Although what has emerged from this attempt is a little unwieldy at times I wanted to fracture the vivid and descriptive from the matter of fact dialogue to heighten the contrast between what is truth but has the elaborate language of fiction, and what resembles real reporting but is obviously a pack of lies. I tried to use pleasing words to describe even the banal or horrible aspects of Beijing because my real intention was to inflict on the reader a real sense of the contradiction of beauty and exploitation that really smacks you in the face when exploring Beijing, and the kind of declining beauty implied by the “reeking peaches” (reddish for China) and the white trunks of the businessmen (white is a mourning colour in Chinese culture and as such is generally avoided). I didn’t want to enforce my own interpretation by rubbing an obvious moral around in the mess of it, rather present the facts in a descriptive, vivid way and allow anyone reading it to draw their own conclusions.
January 17, 2011
The result is winking at me through the pinkened narrow slitty eyes of the test window.

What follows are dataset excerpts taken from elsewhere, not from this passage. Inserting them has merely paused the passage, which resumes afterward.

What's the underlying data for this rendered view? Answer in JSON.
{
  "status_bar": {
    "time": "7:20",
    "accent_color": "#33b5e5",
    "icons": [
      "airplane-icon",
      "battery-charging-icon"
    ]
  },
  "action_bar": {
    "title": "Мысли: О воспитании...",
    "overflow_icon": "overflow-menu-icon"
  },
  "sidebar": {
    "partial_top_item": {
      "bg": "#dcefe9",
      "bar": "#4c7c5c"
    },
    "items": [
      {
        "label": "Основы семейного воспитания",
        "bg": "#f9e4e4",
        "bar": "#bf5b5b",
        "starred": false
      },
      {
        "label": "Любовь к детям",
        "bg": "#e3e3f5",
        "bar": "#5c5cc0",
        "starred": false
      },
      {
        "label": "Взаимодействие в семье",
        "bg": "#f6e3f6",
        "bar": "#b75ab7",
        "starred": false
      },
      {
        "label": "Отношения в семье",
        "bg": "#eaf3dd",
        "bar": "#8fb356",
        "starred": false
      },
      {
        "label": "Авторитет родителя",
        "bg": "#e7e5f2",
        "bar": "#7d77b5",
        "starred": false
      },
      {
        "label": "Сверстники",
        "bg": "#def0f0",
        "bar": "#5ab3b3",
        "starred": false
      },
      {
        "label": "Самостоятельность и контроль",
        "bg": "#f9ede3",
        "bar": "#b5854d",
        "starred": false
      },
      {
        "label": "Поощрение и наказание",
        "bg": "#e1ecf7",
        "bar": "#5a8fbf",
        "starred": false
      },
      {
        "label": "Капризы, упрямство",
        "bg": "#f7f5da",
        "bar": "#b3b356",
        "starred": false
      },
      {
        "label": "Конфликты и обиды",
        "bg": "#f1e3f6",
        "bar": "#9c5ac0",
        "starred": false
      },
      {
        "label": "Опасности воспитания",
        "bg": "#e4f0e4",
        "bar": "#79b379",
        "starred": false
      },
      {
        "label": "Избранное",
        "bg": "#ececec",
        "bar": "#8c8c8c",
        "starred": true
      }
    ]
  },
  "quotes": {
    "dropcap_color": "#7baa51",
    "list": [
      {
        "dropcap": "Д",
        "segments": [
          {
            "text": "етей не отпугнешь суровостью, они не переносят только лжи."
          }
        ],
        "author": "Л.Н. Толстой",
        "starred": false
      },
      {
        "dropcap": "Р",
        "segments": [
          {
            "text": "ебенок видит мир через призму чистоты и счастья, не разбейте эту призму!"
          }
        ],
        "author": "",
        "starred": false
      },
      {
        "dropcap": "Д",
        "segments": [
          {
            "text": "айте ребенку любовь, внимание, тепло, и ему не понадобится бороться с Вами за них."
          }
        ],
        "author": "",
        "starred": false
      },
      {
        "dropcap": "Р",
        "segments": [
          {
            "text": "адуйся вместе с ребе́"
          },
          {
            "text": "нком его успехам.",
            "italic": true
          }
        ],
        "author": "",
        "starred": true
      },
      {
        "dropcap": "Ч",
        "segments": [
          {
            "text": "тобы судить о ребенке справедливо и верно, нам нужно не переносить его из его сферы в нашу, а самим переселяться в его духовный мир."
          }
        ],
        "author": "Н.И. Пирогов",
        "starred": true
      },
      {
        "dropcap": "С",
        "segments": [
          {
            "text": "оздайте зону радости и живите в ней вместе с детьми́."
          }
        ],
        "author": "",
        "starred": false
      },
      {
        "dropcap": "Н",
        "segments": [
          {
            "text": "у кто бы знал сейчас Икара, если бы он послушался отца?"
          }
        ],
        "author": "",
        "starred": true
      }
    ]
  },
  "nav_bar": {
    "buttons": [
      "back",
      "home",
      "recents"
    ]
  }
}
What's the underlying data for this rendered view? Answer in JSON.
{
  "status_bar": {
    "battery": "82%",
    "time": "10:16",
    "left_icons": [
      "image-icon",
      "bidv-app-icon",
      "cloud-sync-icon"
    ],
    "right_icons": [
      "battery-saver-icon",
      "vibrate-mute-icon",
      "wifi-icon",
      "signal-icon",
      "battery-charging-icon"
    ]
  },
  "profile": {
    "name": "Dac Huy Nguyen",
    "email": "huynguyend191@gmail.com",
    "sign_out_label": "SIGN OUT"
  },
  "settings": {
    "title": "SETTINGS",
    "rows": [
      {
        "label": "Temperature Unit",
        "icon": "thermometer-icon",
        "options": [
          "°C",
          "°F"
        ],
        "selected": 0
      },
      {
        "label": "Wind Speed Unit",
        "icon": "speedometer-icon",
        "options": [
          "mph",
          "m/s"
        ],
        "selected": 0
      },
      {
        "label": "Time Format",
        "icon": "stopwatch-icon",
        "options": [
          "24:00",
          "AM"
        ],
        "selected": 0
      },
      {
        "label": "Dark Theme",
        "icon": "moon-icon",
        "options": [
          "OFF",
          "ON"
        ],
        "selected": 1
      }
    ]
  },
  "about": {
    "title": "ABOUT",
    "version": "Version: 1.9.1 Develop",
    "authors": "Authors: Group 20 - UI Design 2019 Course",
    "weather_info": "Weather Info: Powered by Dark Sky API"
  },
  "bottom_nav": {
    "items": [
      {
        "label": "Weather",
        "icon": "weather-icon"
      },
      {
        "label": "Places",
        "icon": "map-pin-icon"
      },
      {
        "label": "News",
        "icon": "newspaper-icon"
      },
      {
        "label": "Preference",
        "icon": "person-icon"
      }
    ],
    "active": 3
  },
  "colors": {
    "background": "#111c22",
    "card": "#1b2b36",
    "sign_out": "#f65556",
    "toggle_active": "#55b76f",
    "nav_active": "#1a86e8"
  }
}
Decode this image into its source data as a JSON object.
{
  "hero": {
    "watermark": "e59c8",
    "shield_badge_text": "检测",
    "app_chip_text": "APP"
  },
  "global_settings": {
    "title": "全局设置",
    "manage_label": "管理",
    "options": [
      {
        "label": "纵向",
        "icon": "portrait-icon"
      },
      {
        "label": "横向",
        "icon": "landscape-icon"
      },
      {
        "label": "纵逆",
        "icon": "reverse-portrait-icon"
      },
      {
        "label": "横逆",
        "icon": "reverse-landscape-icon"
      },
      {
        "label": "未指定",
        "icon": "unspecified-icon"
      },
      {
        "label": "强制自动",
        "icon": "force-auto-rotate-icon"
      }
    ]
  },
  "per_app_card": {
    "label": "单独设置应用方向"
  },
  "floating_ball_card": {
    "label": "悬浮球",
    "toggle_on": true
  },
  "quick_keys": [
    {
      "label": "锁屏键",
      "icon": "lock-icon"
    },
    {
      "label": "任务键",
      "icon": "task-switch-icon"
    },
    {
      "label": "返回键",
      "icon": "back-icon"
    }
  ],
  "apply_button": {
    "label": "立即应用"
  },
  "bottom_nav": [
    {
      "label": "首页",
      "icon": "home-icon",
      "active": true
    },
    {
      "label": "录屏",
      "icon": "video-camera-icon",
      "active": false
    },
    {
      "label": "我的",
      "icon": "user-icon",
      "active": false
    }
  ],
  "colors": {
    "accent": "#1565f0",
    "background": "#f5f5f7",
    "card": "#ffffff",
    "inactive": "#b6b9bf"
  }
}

It has a kind of conspiratorial malevolence, it is glaring with the slickened eyeball of Fate. You and I have a dirty little secret, it says. The pink lines are darkening to an inevitable, undeniable red.
I think of the iChing my father taught me as a child, the lines casting their own webs across the floral tabletop. I think of stealing his Tarot cards, and staring at the gothic eyeless Death card for hours until the skeleton transformed into white holes in a black cloth, consumed by the velvet dark. I imagine disappearing in the same way, by some trick of the eyes, until I am not longer a girl but a girl-shaped gap in the universe.
Umm so this is a fragment thing. I was thinking of turning it into a poem but I'm not sure how to break it up. I am supposed to be doing an essay. Erghhh.
I am so unmotivated. I was talking to a maths student yesterday and he somehow managed to make maths sound cool and edgy. I wish I were doing maths now. It seems to be full of terrifying unknowns and dangerous numbers and mystical coincidences (and I really love mystical coincidences). When I was at school it was mostly full of my maths teacher lounging on top of my desk asking me why I hadn't done the homework whilst we all tried to ignore that his fly was open. Those were the days.